Greetings from the Moderator JUNE/JULY 2019
Power for Living
Growing up, I liked to watch the Six Million Dollar Man, the Bionic Woman, Wonder Woman and the Incredible Hulk -- television shows about superheroes and superheroines who possessed extraordinary power. I equally enjoyed, and continue to enjoy, movies based on the DC and Marvel comics. All portray characters that possess special power and ability to do great things for the good of humanity.

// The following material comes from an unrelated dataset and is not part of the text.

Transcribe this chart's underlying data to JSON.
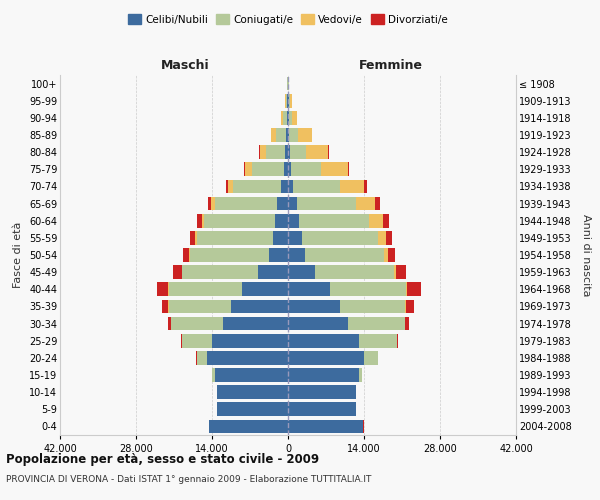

Wonder Woman and her lasso of truth; Spiderman and his web-shooters; Thor and his hammer; Ironman and his suit; each have special tools that aid in their mission to meet justice in society. Superman, the earliest of these characters, has been described as one who is “faster than a speeding bullet, more powerful than a locomotive, and able to leap tall buildings in a single bound.” His superhuman strength allowed him to lift cars over his head, run at amazing speeds, and leap high into the air. Those familiar with the storyline know that Clark Kent is the secret identity of Superman, who derives of his power and strength from his Kryptonian heritage, allowing him to do things beyond the capacity of mere human beings.
While we may not be the beneficiaries of a Kryptonian heritage, people of faith are the heirs of a spiritual heritage that imbues us with the power to accomplish and do great things for the good of humanity and the glory of God’s name. We may not be able to leap over tall buildings or stop speeding bullets, but through the power of the Holy Spirit we can reach the unreachable and do the unthinkable. We may not be able to lift parked cars or run at amazing speeds, but, through the power of the Spirit, we are able to lift bowed down heads and cause movement in people’s feet with words and actions that encourage and inspire as we share the message of God’s amazing love.
The tools of witness, Word, prayer, and the power that we receive from the Holy Spirit, equips us to do what we cannot do on our own. God blesses us and endows us with the Holy Spirit’s power so that we might be a blessing to others: to the child who is hungry; to the girl with low self-esteem; to the boy who craves attention; to the woman who wants to be loved; to the man who needs to know his value; to the parents struggling to provide for and protect their children; to the people who experience racism and oppression of every kind. God gives us differing gifts and various abilities that serve to bless and to help others know and experience the love of God and to receive the help that they so desperately need.
In this season of Pentecost, may we be reminded of the power and strength that is ours as we seek to serve and carry out God’s mission with the hope of making a difference in the world.